Tapi cahaya lembut menyelubungiku. Lalu, bunga-bunga sakura yang mekar langsung berguguran. Batangnya yang kokoh agak melapuk. Dan saat itu aku tahu, aku tidak lagi terikat dengan pohon ini. Aku kembali menjadi roh yang tidak bisa mati.

Aku bebas.

Aku bebas dan aku harus membayar mahal untuk kebebasanku.

Bukan, bukan aku yang harus membayar mahal. Tsugaru yang membayar kebebasanku dengan nyawanya.

"Dengan tubuhku ini sebagai korban, aku membebaskanmu…"

Aku mengangis.

Kali ini juga, aku hanya bisa menangis sendirian dengan tubuh tanpa nyawa dalam dekapanku.


Yosh, selesai juga ini cerita akhirnya. Aku lagi pengan bikin tragedy, jadi inilah hasilnya. Ini baru chapter satu, dan chapter ini panjang karena ada plesbek-nya. Hehehe.

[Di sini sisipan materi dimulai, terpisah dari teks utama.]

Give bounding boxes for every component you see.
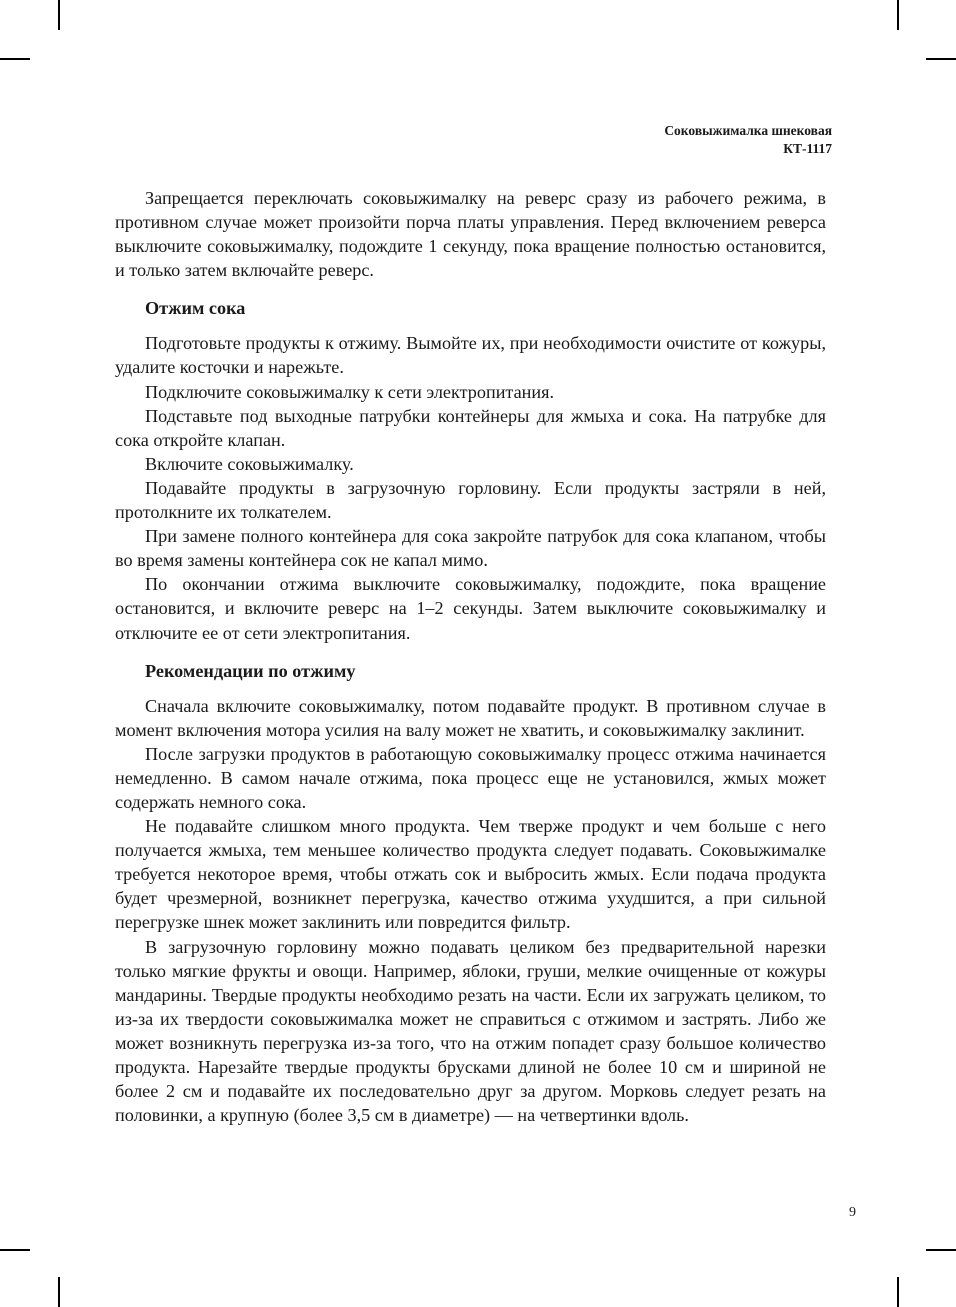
paragraph: При замене полного контейнера для сока з… [115, 524, 826, 572]
paragraph: В загрузочную горловину можно подавать ц… [115, 935, 826, 1128]
crop-mark-bottom-left-horizontal [0, 1249, 30, 1251]
section-heading-juicing: Отжим сока [115, 296, 826, 320]
crop-mark-top-left-vertical [58, 0, 60, 30]
page-number: 9 [849, 1205, 856, 1221]
crop-mark-top-right-vertical [897, 0, 899, 30]
paragraph: Подставьте под выходные патрубки контейн… [115, 404, 826, 452]
paragraph: Подключите соковыжималку к сети электроп… [115, 380, 826, 404]
crop-mark-top-left-horizontal [0, 58, 30, 60]
crop-mark-bottom-left-vertical [58, 1277, 60, 1307]
header-model: КТ-1117 [664, 140, 832, 158]
paragraph: По окончании отжима выключите соковыжима… [115, 572, 826, 644]
paragraph: Подготовьте продукты к отжиму. Вымойте и… [115, 331, 826, 379]
paragraph: Не подавайте слишком много продукта. Чем… [115, 814, 826, 934]
crop-mark-bottom-right-vertical [897, 1277, 899, 1307]
paragraph: Включите соковыжималку. [115, 452, 826, 476]
running-header: Соковыжималка шнековая КТ-1117 [664, 122, 832, 158]
paragraph: После загрузки продуктов в работающую со… [115, 742, 826, 814]
page-body: Запрещается переключать соковыжималку на… [115, 186, 826, 1127]
crop-mark-top-right-horizontal [926, 58, 956, 60]
crop-mark-bottom-right-horizontal [926, 1249, 956, 1251]
section-heading-recommendations: Рекомендации по отжиму [115, 659, 826, 683]
header-product-name: Соковыжималка шнековая [664, 122, 832, 140]
intro-paragraph: Запрещается переключать соковыжималку на… [115, 186, 826, 282]
paragraph: Подавайте продукты в загрузочную горлови… [115, 476, 826, 524]
paragraph: Сначала включите соковыжималку, потом по… [115, 694, 826, 742]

Saia bingung karena onmyouji-nya itu. Soalnya, saya tahunya onmyouji itu banyaknya di era Heian (Hasil nonton Shounen Onmyouji). Jadi, karena setting ini cerita adalah jaman Restorasi Meiji (supaya ada alasan kenapa rambut Tsugaru pirang dan matanya biru), jadi dicocok-cocokin aja. Anggaplah bahwa Izaya disegel sekitar Edo-period, dan di zaman itu, onmyouji udah bener-bener ampir sama sekali ga ada.

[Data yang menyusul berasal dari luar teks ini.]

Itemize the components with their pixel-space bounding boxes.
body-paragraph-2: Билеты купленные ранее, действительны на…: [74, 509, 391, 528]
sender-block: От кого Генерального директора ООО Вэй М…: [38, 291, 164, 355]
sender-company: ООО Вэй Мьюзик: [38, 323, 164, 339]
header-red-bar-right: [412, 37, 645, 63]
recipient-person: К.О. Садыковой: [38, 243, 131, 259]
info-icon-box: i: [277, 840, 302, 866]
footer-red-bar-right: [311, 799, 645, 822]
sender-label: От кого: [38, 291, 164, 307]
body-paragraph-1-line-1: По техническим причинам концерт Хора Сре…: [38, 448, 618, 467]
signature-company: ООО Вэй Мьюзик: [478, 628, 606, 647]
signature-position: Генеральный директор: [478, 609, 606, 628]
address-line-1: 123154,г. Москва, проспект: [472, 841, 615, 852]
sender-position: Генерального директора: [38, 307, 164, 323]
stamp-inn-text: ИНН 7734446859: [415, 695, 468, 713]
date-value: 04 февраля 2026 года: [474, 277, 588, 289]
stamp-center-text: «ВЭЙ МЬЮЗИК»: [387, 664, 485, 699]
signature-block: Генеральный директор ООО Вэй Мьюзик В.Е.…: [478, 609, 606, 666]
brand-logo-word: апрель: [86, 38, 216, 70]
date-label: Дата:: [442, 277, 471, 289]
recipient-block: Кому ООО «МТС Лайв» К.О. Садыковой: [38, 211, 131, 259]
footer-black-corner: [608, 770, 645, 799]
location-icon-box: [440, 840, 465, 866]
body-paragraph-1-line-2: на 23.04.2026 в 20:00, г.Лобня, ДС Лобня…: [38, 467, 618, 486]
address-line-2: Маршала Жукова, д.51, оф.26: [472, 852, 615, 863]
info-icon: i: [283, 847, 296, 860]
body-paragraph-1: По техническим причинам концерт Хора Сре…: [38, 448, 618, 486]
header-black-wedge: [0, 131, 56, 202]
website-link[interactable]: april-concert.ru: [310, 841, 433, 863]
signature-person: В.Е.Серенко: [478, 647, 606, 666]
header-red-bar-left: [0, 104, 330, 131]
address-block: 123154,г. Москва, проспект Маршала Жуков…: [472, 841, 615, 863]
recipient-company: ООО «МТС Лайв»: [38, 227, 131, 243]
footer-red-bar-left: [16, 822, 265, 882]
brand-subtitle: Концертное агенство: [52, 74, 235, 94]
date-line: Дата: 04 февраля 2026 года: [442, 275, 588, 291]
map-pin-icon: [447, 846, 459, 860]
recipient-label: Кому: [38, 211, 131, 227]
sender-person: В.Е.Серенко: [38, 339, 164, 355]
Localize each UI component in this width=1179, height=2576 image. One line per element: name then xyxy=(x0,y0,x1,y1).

Oh ya, sakura umur 300 tahun itu lebay ga sih?

Dan, ya, nama onmyouji yang nyegel Izaya itu juga Tsugaru, cuman rambutnya item, matanya aja yang biru. Bayangin aja Tsugaru yang rambutnya item. Dan Tsugaru pirang adalah reinkarnasinya Tsugari berambut item. Duh, saia jadi pusing sendiri.

Ya sudahlah ya.

Next chap, pair-nya Shizaya, terus rencananya, chap tiga pair-nya Delic-Izaya, terus yang terakhir, Shizaya lagi. Pusing? Saia juga pusing. Hehehe.